Although many self-tolerance mechanisms exist, defects in a single checkpoint, such as AIRE, can lead to autoimmune disease. The clinical manifestation is nevertheless seen only after a latent period of many years and then only against a few proteins or organs. There are obvious parallels here with inherited defects in tumour-suppressor genes, favouring the view that successive and parallel tolerance checkpoints provide back-up mechanisms to control all but a few exceptional forbidden receptors. There seems to be hundreds of genes such as AIRE, BIM, ZAP70, CBLB, FAS and ROQUIN involved in these checkpoints, and most of the candidate genes are yet to be discovered on the basis of the rate at which new autoimmunity genes are currently being identified.

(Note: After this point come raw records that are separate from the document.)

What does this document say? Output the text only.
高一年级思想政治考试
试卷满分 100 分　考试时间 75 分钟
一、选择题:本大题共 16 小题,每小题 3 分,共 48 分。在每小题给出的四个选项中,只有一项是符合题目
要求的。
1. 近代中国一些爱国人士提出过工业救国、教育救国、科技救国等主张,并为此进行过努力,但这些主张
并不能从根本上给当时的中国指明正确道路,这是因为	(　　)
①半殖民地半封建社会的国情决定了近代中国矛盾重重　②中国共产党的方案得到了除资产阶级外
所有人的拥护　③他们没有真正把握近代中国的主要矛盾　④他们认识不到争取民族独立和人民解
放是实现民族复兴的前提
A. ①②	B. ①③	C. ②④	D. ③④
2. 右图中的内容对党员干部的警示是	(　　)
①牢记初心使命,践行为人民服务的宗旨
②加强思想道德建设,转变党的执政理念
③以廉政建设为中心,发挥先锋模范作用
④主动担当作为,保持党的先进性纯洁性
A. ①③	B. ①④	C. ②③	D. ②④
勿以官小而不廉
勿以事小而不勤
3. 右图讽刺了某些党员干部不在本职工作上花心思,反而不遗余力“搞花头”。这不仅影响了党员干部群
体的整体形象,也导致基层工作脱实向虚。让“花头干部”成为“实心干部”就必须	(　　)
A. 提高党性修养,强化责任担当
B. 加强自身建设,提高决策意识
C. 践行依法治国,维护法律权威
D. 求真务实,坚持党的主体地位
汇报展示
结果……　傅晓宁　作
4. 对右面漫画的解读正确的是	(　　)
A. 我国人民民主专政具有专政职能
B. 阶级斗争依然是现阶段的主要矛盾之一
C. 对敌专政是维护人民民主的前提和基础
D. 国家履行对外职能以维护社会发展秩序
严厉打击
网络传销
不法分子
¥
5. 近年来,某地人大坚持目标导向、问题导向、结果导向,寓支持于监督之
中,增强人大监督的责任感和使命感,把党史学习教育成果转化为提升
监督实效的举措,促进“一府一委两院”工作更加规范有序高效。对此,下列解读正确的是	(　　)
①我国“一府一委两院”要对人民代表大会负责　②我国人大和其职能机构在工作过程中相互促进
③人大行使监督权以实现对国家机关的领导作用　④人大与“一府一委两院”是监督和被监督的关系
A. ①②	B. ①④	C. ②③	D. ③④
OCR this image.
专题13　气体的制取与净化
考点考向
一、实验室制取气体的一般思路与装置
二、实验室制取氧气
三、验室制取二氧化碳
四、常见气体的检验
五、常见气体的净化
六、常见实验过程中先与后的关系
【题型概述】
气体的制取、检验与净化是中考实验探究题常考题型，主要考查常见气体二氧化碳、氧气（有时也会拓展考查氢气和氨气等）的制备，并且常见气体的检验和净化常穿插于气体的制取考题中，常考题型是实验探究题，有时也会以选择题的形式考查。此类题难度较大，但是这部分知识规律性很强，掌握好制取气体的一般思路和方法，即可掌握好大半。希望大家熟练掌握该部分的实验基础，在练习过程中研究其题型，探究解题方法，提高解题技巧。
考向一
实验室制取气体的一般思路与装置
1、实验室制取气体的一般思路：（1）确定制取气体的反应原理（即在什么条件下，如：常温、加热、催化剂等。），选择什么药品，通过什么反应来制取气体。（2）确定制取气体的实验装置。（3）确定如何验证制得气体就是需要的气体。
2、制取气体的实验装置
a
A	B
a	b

Since heterozygous mutation in any one of these genes may predispose a person to autoimmunity, the sheer number of genes involved may collectively account for the 5% of people with autoimmune disease despite a low population frequency for heterozygous mutations in any one of these genes. Population-wide scans based on common DNA polymorphisms will not be effective tools to identify predisposing defects of this type: instead, exon resequencing of individuals with autoimmune disease will be required.

Regardless of whether predisposition to autoimmunity is caused by rare or common genetic variants, interventions aimed at preventing or treating autoimmunity will need to be tailored to correct weak cellular checkpoints, shore up back-up mechanisms and avoid doing more harm by interfering with these mechanisms and thus exacerbating the breakthrough of forbidden receptors. The development of thyroid autoimmunity through lymphopenia as a result of antibody therapy in multiple sclerosis patients72 and the development of systemic autoimmunity when B7 molecules are blocked in experimental animals17 highlight the risks. Well-targeted interventions require a more complete map of the cellular mechanisms and genes underpinning self tolerance, and more ways to test for individual variation. The conserved genes and proteins now laid out by mammalian genome sequencing, and the relative ease of moving back and forward between human and rodent gene analysis, provide the vehicle for solving both of these challenges.